Data from cryptocurrency analytics firm Santiment shows that Ethereum whales – wallets or clusters of wallets with over 10,000 ETH – have “not budged” during the recent market sell-off that saw ETH’s value drop by over 25% from its all-time high.

According to Santiment, Ethereum whales with over $34.3 million worth of the second-largest cryptocurrency by market capitalization barely touched their funds during the sell-ff, with only 8 addresses moving out of the category.

On the other hand, Ethereum addresses holding between 100 and 10,000 ETH seemingly sold some of their holdings during the downturn, with the number of addresses on this category ultimately dropping to a three-year low.

The market sell-off didn’t just affect ether but most other cryptoassets including bitcoin. IT was seemingly a result of Tesla CEO Elon Musk announcing the firm would no longer accept BTC payments over environmental concerns.
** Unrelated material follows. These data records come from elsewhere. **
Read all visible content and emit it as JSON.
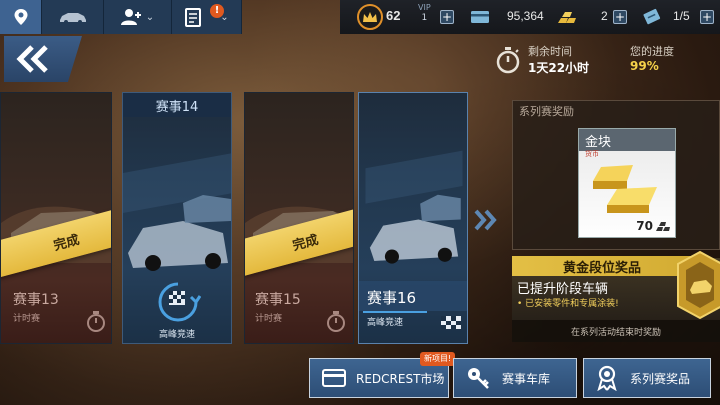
{
  "topbar": {
    "level": "62",
    "vip_label": "VIP",
    "vip_level": "1",
    "cash": "95,364",
    "gold": "2",
    "fuel": "1/5",
    "notification_badge": "!"
  },
  "progress": {
    "time_left_label": "剩余时间",
    "time_left_value": "1天22小时",
    "your_progress_label": "您的进度",
    "your_progress_value": "99%"
  },
  "events": [
    {
      "title": "赛事13",
      "subtitle": "计时赛",
      "status": "完成"
    },
    {
      "title": "赛事14",
      "subtitle": "高峰竞速"
    },
    {
      "title": "赛事15",
      "subtitle": "计时赛",
      "status": "完成"
    },
    {
      "title": "赛事16",
      "subtitle": "高峰竞速"
    }
  ],
  "reward": {
    "section_title": "系列赛奖励",
    "item_name": "金块",
    "item_type": "货币",
    "item_amount": "70",
    "tier_title": "黄金段位奖品",
    "tier_headline": "已提升阶段车辆",
    "tier_bullet": "• 已安装零件和专属涂装!",
    "footer": "在系列活动结束时奖励"
  },
  "buttons": {
    "market": "REDCREST市场",
    "market_badge": "新项目!",
    "garage": "赛事车库",
    "series_rewards": "系列赛奖品"
  },
  "colors": {
    "accent_blue": "#2d4e76",
    "gold": "#e3bf45",
    "progress_yellow": "#f5d24a",
    "notify_orange": "#e0591f"
  }
}
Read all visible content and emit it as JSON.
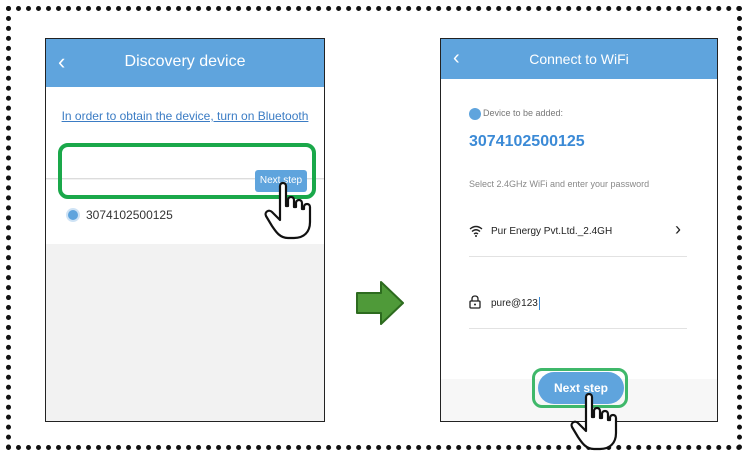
{
  "left_screen": {
    "back_icon": "chevron-left-icon",
    "title": "Discovery device",
    "hint": "In order to obtain the device, turn on Bluetooth",
    "device_id": "3074102500125",
    "next_button": "Next step"
  },
  "right_screen": {
    "back_icon": "chevron-left-icon",
    "title": "Connect to WiFi",
    "device_label": "Device to be added:",
    "device_id": "3074102500125",
    "instruction": "Select 2.4GHz WiFi and enter your password",
    "wifi_name": "Pur Energy Pvt.Ltd._2.4GH",
    "password": "pure@123",
    "next_button": "Next step"
  },
  "colors": {
    "header": "#5fa4dd",
    "highlight": "#1aa84a",
    "arrow": "#4f9a39",
    "device_id": "#3b8ad6"
  },
  "icons": [
    "chevron-left-icon",
    "device-dot-icon",
    "wifi-icon",
    "lock-icon",
    "chevron-right-icon",
    "pointing-hand-icon",
    "arrow-right-icon"
  ]
}
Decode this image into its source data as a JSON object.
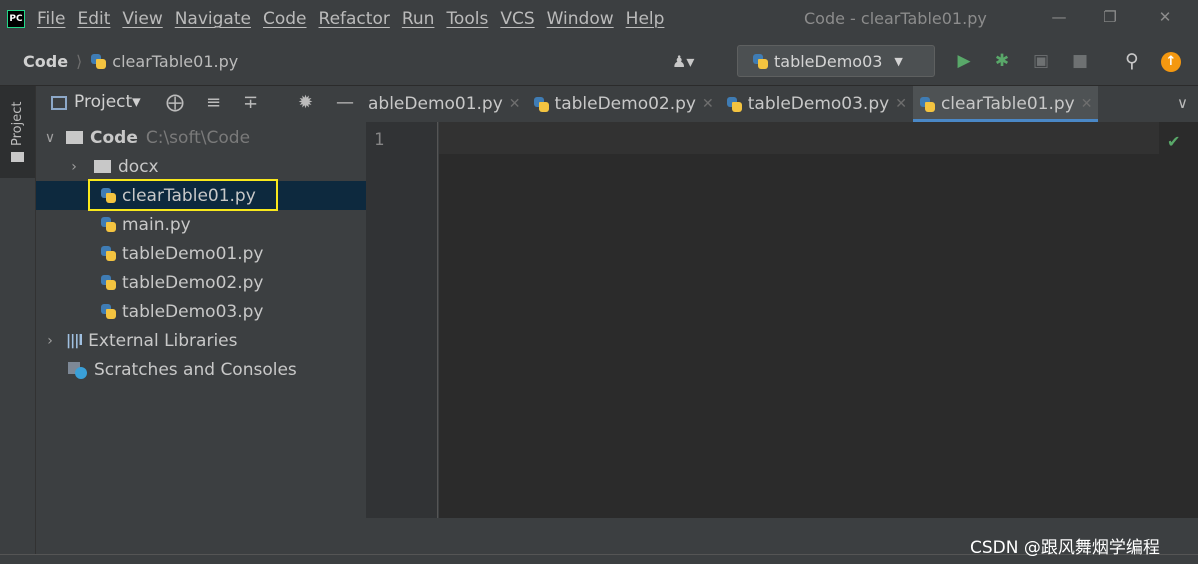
{
  "menubar": {
    "logo": "PC",
    "items": [
      "File",
      "Edit",
      "View",
      "Navigate",
      "Code",
      "Refactor",
      "Run",
      "Tools",
      "VCS",
      "Window",
      "Help"
    ],
    "window_title": "Code - clearTable01.py"
  },
  "navbar": {
    "root": "Code",
    "file": "clearTable01.py",
    "run_config": "tableDemo03"
  },
  "stripe": {
    "label": "Project"
  },
  "project": {
    "title": "Project",
    "root_name": "Code",
    "root_path": "C:\\soft\\Code",
    "docx": "docx",
    "files": [
      "clearTable01.py",
      "main.py",
      "tableDemo01.py",
      "tableDemo02.py",
      "tableDemo03.py"
    ],
    "external": "External Libraries",
    "scratches": "Scratches and Consoles"
  },
  "tabs": [
    {
      "label": "ableDemo01.py"
    },
    {
      "label": "tableDemo02.py"
    },
    {
      "label": "tableDemo03.py"
    },
    {
      "label": "clearTable01.py"
    }
  ],
  "editor": {
    "line_number": "1"
  },
  "watermark": "CSDN @跟风舞烟学编程",
  "colors": {
    "accent": "#4a88c7",
    "selection": "#0d293e",
    "highlight_box": "#f8e81c",
    "run_green": "#59a869"
  }
}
Musk then faced backlash from the community and ultimately implied Tesla could sell the BTC in its treasury.

The price of Ethereum dropped during the sell-off from an all-time high above $4,300 to a $3,100 low before it started recovering. At press time, ETH is trading close to $3,500 and is rising rapidly.

ETHUSD Chart via TradingView

As the sell-off was ongoing, the electric car marker’s CEO clarified it had not sold any of its BTC holdings. Musk had also revealed Tesla was looking into greener cryptocurrencies, which saw the value of some tokens using a Proof-of-Stake (PoS) consensus algorithm surge.

Ethereum currently uses a Proof-of-Work (PoW) algorithm that, much like that of BTC, consumes a hefty amount of energy. It will however transition to a PoS system in the future. As first reported by CryptoPotato Carl Beekhuizen, a researcher from the Ethereum Foundation, revealed in a post the move could see ETH’s energy consumption drop by as much as 99.95%.